"Não se levar a sério é fundamental"
Selo brasiliense lança registro de show do Fellini de 1998. Cadão Volpato e Thomas Pappon falam sobre a experiência da banda
Registro histórico de um dos shows da primeira turnê de reencontro do Fellini 8 anos depois da banda ter acabado, em 1990, está no YouTube O Último Adeus de Fellini, lançado pelo selo Quadrado Mágico. O show de 98, em Brasília, reuniu, além dos 3 principais fellinis Cadão Volpato, Thomas Pappon e Jair Marcos, Tancred Pappon e Reka Ortega. Produtor do concerto na época, Wilton Rossi, que também era músico e tocava guitarra na Divine, conta que que a filmagem ficou esquecida: "Tivemos três ou quatro câmeras no palco, uma luz boa, um espaço agradável e de qualidade. Vimos um potencial de apresentar um registro de qualidade, algo raro para qualquer banda alternativa da época."
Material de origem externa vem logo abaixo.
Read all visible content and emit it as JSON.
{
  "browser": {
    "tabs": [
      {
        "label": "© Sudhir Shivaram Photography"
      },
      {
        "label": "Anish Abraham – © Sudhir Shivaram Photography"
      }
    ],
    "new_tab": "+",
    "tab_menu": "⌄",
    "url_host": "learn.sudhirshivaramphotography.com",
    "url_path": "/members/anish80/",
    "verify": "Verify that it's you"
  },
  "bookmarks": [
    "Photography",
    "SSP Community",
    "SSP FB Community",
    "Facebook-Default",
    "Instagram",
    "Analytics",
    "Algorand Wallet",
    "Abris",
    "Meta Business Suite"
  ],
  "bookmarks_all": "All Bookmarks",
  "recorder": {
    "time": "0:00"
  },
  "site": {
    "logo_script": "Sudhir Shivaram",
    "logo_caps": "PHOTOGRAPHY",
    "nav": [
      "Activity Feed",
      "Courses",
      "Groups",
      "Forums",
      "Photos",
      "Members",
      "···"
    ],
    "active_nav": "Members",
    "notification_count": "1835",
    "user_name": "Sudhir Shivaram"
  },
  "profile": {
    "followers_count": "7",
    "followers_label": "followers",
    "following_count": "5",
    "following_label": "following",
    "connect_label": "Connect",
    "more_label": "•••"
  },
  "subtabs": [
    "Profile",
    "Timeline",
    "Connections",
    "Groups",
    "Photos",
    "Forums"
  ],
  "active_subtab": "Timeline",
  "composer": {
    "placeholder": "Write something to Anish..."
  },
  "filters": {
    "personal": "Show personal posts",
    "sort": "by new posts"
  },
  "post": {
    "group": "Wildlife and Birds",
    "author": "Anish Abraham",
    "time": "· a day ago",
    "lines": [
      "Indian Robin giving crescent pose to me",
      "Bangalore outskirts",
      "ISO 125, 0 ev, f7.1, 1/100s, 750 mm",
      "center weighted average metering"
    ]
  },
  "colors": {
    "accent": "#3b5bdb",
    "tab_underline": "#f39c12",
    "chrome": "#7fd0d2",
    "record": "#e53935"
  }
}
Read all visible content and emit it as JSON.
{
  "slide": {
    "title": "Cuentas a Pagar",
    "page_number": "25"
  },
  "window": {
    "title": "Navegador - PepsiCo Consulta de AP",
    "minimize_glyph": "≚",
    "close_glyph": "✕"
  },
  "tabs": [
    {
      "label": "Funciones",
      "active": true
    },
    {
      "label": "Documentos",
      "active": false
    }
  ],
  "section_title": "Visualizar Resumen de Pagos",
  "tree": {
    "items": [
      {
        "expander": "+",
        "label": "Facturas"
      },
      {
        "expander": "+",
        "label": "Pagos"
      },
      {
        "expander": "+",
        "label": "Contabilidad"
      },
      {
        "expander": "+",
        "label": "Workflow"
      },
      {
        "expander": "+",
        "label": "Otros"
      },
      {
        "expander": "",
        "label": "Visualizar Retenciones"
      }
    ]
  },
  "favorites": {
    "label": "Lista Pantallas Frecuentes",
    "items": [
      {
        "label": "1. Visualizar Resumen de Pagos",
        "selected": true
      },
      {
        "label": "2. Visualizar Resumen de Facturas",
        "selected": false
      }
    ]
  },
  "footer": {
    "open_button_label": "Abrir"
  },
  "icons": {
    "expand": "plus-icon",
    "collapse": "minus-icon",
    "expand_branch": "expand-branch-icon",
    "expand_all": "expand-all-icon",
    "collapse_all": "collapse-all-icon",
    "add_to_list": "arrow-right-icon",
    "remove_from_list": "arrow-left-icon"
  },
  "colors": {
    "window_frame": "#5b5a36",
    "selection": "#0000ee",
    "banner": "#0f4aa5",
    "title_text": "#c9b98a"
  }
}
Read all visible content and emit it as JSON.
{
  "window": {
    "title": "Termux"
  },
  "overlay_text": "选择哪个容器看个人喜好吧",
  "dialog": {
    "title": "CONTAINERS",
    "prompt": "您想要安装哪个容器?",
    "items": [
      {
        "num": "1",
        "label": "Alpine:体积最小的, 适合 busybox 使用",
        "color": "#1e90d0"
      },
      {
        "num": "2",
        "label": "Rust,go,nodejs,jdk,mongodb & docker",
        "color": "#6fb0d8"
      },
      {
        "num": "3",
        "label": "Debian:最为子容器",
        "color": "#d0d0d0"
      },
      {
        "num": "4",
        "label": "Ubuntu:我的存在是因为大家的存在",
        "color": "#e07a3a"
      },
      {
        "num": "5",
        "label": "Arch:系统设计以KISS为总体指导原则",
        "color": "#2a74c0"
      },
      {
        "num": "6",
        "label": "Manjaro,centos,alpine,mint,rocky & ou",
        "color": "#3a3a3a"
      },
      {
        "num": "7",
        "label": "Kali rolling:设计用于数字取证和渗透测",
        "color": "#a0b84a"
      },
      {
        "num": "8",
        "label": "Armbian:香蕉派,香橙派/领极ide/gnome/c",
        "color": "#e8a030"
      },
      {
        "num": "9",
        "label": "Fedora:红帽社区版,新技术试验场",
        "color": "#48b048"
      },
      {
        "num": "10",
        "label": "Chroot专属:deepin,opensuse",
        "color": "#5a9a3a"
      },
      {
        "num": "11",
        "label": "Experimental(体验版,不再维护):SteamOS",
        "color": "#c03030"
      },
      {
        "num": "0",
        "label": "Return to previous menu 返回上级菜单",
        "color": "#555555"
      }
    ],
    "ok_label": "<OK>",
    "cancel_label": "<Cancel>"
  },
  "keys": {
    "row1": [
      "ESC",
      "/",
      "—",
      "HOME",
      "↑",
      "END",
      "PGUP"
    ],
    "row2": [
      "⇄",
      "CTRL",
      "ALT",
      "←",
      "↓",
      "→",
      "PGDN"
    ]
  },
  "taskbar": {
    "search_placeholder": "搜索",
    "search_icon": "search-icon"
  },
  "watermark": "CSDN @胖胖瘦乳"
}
Hoje diretor do Centro Cultural São Paulo e escritor, Volpato disse à Bravo! que tem dois livros inéditos sobre a experiência com a música: À Sombra dos Viadutos em Flor, que deve ser lançado no segundo semestre e narra o início do Fellini e outro, recém-escrito, que explora o trabalho de sua outra banda, a Funziona Senza Vapore, e narra a mítica história dos registros que foram parar em Recife, nas mãos de um tal Chico Science — que tornou conhecida a sua Criança de Domingo. Science, por sinal, dizia que uma das principais influências do manguebit foi o Fellini.
Conversamos com Volpato e Pappon — os dois únicos presentes em todos os discos da banda — para falar um pouco sobre os registros e histórias do Fellini, que coleciona novos fãs até hoje e foi um marco no pós-punk paulista.
Qual a sua lembrança deste show do Fellini em Brasília em 98? Era mais uma das despedidas da banda?
Cadão Volpato: Não, era o primeiro reencontro depois do fim, que acontecera em 1990. Minhas lembranças daquele show são boas. Era a minha segunda vez em Brasília. Brasília é uma cidade de Marte.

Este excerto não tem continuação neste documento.